Main Difference – IGBT vs. MOSFET
IGBT and MOSFET are two different types of transistors used in the electronics industry. Generally speaking, MOSFETs are better suited for low voltage, fast-switching applications whereas IGBTS are more suitable for high voltage, slow-switching applications. The main difference between IGBT and MOSFET is that the IGBT has an additional p-n junction compared to MOSFET, giving it the properties of both MOSFET and BJT.
What is a MOSFET
MOSFET stands for Metal Oxide Semiconductor Field Effect Transistor. A MOSFET consists of three terminals: a source (S), a drain (D) and a gate (G). The flow of charge carriers from source to drain can be controlled by changing the voltage applied to the gate. The diagram shows a schematic of a MOSFET:
The B on the diagram is called the body; however, generally, the body is connected to the source, so that in the actual MOSFET only three terminals appear.

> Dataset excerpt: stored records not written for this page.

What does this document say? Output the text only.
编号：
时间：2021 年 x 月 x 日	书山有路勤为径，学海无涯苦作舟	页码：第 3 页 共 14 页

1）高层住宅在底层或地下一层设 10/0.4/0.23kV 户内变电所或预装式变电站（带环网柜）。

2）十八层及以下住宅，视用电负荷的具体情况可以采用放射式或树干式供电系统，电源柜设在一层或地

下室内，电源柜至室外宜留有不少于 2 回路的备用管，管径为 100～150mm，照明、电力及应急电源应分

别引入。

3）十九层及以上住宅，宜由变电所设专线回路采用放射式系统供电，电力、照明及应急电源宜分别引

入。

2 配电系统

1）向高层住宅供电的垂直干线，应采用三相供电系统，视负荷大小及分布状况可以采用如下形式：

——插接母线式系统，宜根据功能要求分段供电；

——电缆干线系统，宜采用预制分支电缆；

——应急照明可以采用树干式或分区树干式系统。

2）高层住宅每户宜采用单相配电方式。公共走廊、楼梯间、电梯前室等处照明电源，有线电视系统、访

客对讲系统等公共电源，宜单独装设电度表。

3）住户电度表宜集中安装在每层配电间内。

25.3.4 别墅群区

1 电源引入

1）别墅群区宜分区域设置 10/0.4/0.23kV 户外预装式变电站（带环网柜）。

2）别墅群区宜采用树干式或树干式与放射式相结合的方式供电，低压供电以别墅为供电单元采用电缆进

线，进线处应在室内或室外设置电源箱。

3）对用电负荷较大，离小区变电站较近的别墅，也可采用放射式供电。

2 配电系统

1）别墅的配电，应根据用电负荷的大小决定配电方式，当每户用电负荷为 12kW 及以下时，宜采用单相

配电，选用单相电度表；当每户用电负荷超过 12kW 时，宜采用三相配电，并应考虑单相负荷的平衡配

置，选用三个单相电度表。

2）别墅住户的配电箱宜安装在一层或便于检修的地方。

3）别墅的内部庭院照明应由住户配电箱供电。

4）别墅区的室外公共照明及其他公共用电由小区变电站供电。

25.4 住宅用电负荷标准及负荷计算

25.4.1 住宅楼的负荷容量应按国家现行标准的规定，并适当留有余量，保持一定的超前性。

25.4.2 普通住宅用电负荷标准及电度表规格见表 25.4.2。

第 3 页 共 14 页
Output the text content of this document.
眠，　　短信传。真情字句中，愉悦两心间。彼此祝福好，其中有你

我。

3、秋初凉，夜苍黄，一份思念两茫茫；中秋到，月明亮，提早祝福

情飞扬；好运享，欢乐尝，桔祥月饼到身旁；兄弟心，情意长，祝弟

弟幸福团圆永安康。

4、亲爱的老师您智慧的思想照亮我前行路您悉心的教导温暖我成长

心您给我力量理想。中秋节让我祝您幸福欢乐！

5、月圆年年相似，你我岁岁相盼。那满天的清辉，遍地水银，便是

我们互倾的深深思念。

In nMOSFETs, Surrounding the source and the drain are n-type semiconductors (see above). For the circuit to be complete, electrons must flow from source to the drain. However, the two n-type regions are separated by a region of p-type substrate, that forms a depletion region with the n-type materials and prevents a flow of current. If the gate is given a positive voltage, it draws electrons from the substrate towards itself, forming a channel: a region of n-type connecting the n-type regions of the source and the drain. Electrons can now flow through this region and conduct current.
In pMOSFETs, the operation is similar, but the source and the drain are in p-type regions instead, with the substrate in n-type. The charge carriers in pMOSFETs are holes.
A power MOSFET has a different structure. It can consist of many cells, each cell having MOSFET regions. The structure of a cell in a power MOSFET is given below:
Here, electrons flow from the source to the drain via the path shown below. Along the way, they experience a significant amount of resistance as they flow through the region shown as N–.
What is an IGBT
IGBT stands for “Insulated Gate Bipolar Transistor“. An IGBT has a structure quite similar to that of a power MOSFET. However, the n-type N+ region of the power MOSFET is replaced here by a p-type P+ region:
Note that the names given to the three terminals are slightly different compared to the names given for the MOSFET. The source becomes an emitter and the drain becomes a collector. Electrons flow in the same way via an IGBT as they did in a power MOSFET. However, the holes from the P+ region diffuse into the N– region, reducing the resistance experienced by the electrons. This makes IGBTs suitable to be used with much higher voltages.
Note that there are two p-n junctions now, and so that gives the IGBT some properties of a bipolar junction transistor (BJT). Having the transistor property makes the time taken for an IGBT to switch off longer compared to a power MOSFET; however, this is still faster than the time taken by a BJT.
A few decades ago, BJTs were the most-used type of transistor. Nowadays, however, MOSFETS are the most common type of transistor. The use of IGBTs for high-voltage applications is also quite common.
Difference Between IGBT and MOSFET
The number of p-n junctions
MOSFETs have one p-n junction.
IGBTs have two p-n junctions.
Comparatively, MOSFETs cannot handle voltages as high as those handled by an IGBT.
IGBTs have the ability to handle higher voltages since they have an additional p region.
Switching times for MOSFETs are comparatively faster.
Switching times for IGBTs are comparatively slower.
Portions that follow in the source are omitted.